Philippe Migault : Le jeu n’est pas dangereux d’un point de vue militaire. L’Union européenne ne viendra pas au secours de l’Ukraine ; l’OTAN se contentera de menacer, de renforcer sans doute sa présence dans les pays Baltes et en Pologne, situation à laquelle la Russie s’est sans doute déjà résignée, mais n’interviendra pas. Les troupes ukrainiennes sont donc seules dans cette guerre.

Du point de vue économique, la Russie – dont l’économie a connu ces deux dernières années un sévère ralentissement – serait plus en difficulté encore si de nouvelles sanctions devaient être prises contre elle. La question est de savoir si les Européens ont les moyens économiques de prendre une telle décision alors que les ripostes économiques russes, bien ciblées, peuvent nous faire mal et qu’une multitude de pays accourrent pour s’emparer des parts de marché auxquelles nous avons sciemment renoncées en Russie. Nous sommes en France au neuvième mois consécutif de hausse du chômage, la déflation menace toute la zone euro et le président de la Banque centrale européenne (BCE) Mario Draghi a admis que la rupture économique avec la Russie était de nature à accroître la crise au sein de l’UE.
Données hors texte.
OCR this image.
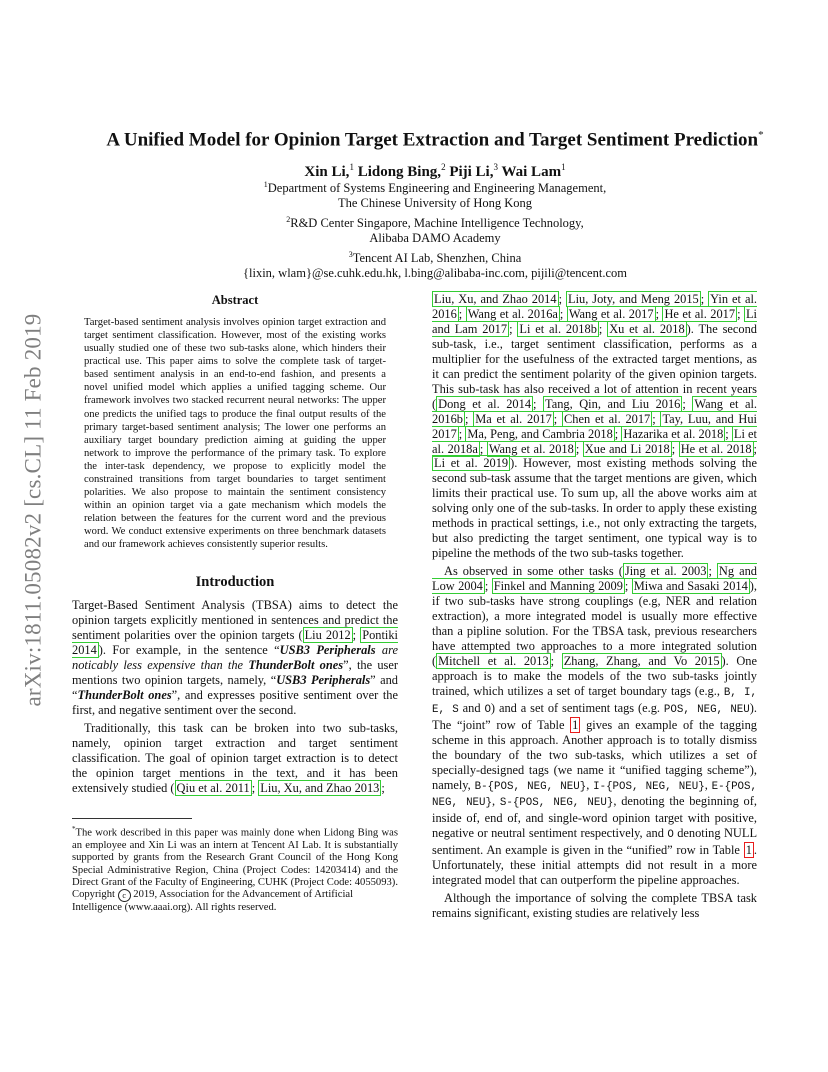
arXiv:1811.05082v2 [cs.CL] 11 Feb 2019
A Unified Model for Opinion Target Extraction and Target Sentiment Prediction*
Xin Li,$^1$ Lidong Bing,$^2$ Piji Li,$^3$ Wai Lam$^1$
$^1$Department of Systems Engineering and Engineering Management,
The Chinese University of Hong Kong
$^2$R&D Center Singapore, Machine Intelligence Technology,
Alibaba DAMO Academy
$^3$Tencent AI Lab, Shenzhen, China
{lixin, wlam}@se.cuhk.edu.hk, l.bing@alibaba-inc.com, pijili@tencent.com
Abstract

Target-based sentiment analysis involves opinion target extraction and target sentiment classification. However, most of the existing works usually studied one of these two sub-tasks alone, which hinders their practical use. This paper aims to solve the complete task of target-based sentiment analysis in an end-to-end fashion, and presents a novel unified model which applies a unified tagging scheme. Our framework involves two stacked recurrent neural networks: The upper one predicts the unified tags to produce the final output results of the primary target-based sentiment analysis; The lower one performs an auxiliary target boundary prediction aiming at guiding the upper network to improve the performance of the primary task. To explore the inter-task dependency, we propose to explicitly model the constrained transitions from target boundaries to target sentiment polarities. We also propose to maintain the sentiment consistency within an opinion target via a gate mechanism which models the relation between the features for the current word and the previous word. We conduct extensive experiments on three benchmark datasets and our framework achieves consistently superior results.

Introduction

Target-Based Sentiment Analysis (TBSA) aims to detect the opinion targets explicitly mentioned in sentences and predict the sentiment polarities over the opinion targets ( Liu 2012 ; Pontiki 2014 ). For example, in the sentence “USB3 Peripherals are noticably less expensive than the ThunderBolt ones”, the user mentions two opinion targets, namely, “USB3 Peripherals” and “ThunderBolt ones”, and expresses positive sentiment over the first, and negative sentiment over the second.

Traditionally, this task can be broken into two sub-tasks, namely, opinion target extraction and target sentiment classification. The goal of opinion target extraction is to detect the opinion target mentions in the text, and it has been extensively studied ( Qiu et al. 2011 ; Liu, Xu, and Zhao 2013 ;

*The work described in this paper was mainly done when Lidong Bing was an employee and Xin Li was an intern at Tencent AI Lab. It is substantially supported by grants from the Research Grant Council of the Hong Kong Special Administrative Region, China (Project Codes: 14203414) and the Direct Grant of the Faculty of Engineering, CUHK (Project Code: 4055093).

Copyright c 2019, Association for the Advancement of Artificial Intelligence (www.aaai.org). All rights reserved.

Liu, Xu, and Zhao 2014 ; Liu, Joty, and Meng 2015 ; Yin et al. 2016 ; Wang et al. 2016a ; Wang et al. 2017 ; He et al. 2017 ; Li and Lam 2017 ; Li et al. 2018b ; Xu et al. 2018 ). The second sub-task, i.e., target sentiment classification, performs as a multiplier for the usefulness of the extracted target mentions, as it can predict the sentiment polarity of the given opinion targets. This sub-task has also received a lot of attention in recent years ( Dong et al. 2014 ; Tang, Qin, and Liu 2016 ; Wang et al. 2016b ; Ma et al. 2017 ; Chen et al. 2017 ; Tay, Luu, and Hui 2017 ; Ma, Peng, and Cambria 2018 ; Hazarika et al. 2018 ; Li et al. 2018a ; Wang et al. 2018 ; Xue and Li 2018 ; He et al. 2018 ; Li et al. 2019 ). However, most existing methods solving the second sub-task assume that the target mentions are given, which limits their practical use. To sum up, all the above works aim at solving only one of the sub-tasks. In order to apply these existing methods in practical settings, i.e., not only extracting the targets, but also predicting the target sentiment, one typical way is to pipeline the methods of the two sub-tasks together.

As observed in some other tasks ( Jing et al. 2003 ; Ng and Low 2004 ; Finkel and Manning 2009 ; Miwa and Sasaki 2014 ), if two sub-tasks have strong couplings (e.g, NER and relation extraction), a more integrated model is usually more effective than a pipline solution. For the TBSA task, previous researchers have attempted two approaches to a more integrated solution ( Mitchell et al. 2013 ; Zhang, Zhang, and Vo 2015 ). One approach is to make the models of the two sub-tasks jointly trained, which utilizes a set of target boundary tags (e.g., B, I, E, S and O) and a set of sentiment tags (e.g. POS, NEG, NEU). The “joint” row of Table 1 gives an example of the tagging scheme in this approach. Another approach is to totally dismiss the boundary of the two sub-tasks, which utilizes a set of specially-designed tags (we name it “unified tagging scheme”), namely, B-{POS, NEG, NEU}, I-{POS, NEG, NEU}, E-{POS, NEG, NEU}, S-{POS, NEG, NEU}, denoting the beginning of, inside of, end of, and single-word opinion target with positive, negative or neutral sentiment respectively, and O denoting NULL sentiment. An example is given in the “unified” row in Table 1 . Unfortunately, these initial attempts did not result in a more integrated model that can outperform the pipeline approaches.

Although the importance of solving the complete TBSA task remains significant, existing studies are relatively less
Dans un tel contexte faut-il s’aligner sur les sanctions prises par les Américains, qui ne sont que faiblement impactés par les mesures de rétorsion russes, ou bien faut-il mieux faire passer nos intérêts avant ceux des autorités ukrainiennes ? Vladimir Poutine a, je crois, une petite idée de la manière dont nous trancherons en définitive à moyen terme… 
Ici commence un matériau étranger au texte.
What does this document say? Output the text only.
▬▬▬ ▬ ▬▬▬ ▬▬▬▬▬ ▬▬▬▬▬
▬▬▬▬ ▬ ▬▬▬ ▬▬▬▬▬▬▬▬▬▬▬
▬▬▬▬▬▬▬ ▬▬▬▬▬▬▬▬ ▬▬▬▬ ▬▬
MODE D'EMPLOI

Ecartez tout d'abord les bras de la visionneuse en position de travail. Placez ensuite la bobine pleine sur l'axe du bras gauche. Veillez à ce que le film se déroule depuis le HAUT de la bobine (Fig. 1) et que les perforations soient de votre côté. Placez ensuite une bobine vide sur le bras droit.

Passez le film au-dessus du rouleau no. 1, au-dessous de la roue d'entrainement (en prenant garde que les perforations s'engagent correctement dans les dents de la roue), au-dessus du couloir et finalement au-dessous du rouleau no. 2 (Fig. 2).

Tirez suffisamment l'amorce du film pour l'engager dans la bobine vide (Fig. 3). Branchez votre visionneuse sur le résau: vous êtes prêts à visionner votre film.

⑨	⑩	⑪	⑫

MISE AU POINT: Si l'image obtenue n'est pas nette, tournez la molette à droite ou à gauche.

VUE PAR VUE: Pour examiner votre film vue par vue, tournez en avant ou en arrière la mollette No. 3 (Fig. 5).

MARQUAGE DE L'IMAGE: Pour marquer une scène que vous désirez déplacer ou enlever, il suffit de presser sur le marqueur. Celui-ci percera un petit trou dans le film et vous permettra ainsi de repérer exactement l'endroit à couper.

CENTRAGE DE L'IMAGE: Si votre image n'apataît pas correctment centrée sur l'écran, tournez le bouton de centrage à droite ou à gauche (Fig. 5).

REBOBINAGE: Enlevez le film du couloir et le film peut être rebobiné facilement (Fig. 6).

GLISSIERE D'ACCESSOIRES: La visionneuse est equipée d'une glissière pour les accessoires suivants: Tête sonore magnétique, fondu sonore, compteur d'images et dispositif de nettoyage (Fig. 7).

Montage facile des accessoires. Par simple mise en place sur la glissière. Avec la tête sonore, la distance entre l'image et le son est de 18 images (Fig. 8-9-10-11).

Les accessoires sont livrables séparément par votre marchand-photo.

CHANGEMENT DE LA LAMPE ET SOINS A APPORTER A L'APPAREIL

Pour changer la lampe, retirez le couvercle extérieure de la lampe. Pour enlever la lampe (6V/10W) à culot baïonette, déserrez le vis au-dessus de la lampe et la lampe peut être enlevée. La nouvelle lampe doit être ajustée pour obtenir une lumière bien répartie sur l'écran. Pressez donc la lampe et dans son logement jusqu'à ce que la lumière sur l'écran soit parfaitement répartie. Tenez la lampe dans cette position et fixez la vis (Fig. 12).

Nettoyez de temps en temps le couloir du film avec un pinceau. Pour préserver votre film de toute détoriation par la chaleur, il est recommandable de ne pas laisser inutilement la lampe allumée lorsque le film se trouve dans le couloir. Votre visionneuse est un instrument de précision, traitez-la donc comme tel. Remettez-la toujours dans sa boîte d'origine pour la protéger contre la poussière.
JOL Press : Vladimir Poutine mène-t-il la danse sur le plan diplomatique ? A-t-il toutes les cartes en main ? 
 

Philippe Migault : Ce qui est certain c’est que la Russie a un siège permanent au Conseil de sécurité de l’ONU avec un droit de veto qui lui permet de bloquer toute résolution contraire à ses intérêts. Ce qui est certain aussi c’est que la Russie n’est pas isolée diplomatiquement. Chine, Inde, Etats d’Amérique latine, d’Afrique, d’Asie et du Moyen-Orient n’entendent en aucun cas s’aligner sur la position « occidentale » et prendre des sanctions à leur tour.
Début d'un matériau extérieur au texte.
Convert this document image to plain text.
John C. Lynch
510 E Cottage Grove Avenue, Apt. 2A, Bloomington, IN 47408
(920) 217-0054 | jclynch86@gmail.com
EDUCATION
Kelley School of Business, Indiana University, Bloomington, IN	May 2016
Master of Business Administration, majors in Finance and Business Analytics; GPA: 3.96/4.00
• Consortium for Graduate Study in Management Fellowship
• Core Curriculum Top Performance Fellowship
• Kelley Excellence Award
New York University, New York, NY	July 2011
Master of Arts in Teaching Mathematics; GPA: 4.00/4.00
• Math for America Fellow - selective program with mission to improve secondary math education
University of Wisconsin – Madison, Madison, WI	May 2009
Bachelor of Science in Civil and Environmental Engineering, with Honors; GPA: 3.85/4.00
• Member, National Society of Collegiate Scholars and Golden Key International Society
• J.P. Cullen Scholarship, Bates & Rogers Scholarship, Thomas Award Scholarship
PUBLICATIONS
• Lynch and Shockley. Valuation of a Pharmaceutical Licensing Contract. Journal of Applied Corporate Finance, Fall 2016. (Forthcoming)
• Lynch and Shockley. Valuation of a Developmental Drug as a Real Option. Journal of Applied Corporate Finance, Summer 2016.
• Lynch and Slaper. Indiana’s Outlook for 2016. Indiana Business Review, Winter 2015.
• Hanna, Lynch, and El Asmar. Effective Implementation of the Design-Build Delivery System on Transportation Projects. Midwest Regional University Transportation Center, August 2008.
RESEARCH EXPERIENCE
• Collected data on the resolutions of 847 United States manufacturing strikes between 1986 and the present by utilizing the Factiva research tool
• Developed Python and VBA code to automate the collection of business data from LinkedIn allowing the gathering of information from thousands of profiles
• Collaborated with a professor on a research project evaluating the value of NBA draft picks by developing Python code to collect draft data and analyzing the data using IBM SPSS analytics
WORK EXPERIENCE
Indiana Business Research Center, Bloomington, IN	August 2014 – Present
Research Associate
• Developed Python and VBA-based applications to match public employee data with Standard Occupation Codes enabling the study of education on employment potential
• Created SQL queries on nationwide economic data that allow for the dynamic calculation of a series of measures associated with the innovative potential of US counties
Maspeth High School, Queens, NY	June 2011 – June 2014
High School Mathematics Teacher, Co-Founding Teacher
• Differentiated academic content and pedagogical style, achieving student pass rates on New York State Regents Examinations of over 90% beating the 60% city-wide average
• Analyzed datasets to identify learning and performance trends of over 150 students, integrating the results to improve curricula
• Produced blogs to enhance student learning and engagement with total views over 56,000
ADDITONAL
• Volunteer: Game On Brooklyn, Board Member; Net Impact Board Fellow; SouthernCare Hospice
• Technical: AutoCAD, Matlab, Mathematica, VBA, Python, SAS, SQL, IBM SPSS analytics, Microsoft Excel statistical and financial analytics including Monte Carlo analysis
Enfin Vladimir Poutine sait bien que, malgré ses rodomontades, l’Union européenne n’est pas un poids lourd diplomatique dans la mesure où ses membres sont profondèment divisés. Restent les Etats-Unis. Mais le Kremlin comme la Maison Blanche ont depuis longtemps fait le deuil du « reset » de Barack Obama et compris qu’ils seraient sans doute rivaux pour des décennies. Et cela aussi la Russie est prête à l’accepter : après la crise économique et diplomatique des années 1990, tout le monde sait en Russie ce que signifie le partenariat au sens américain : la vassalité.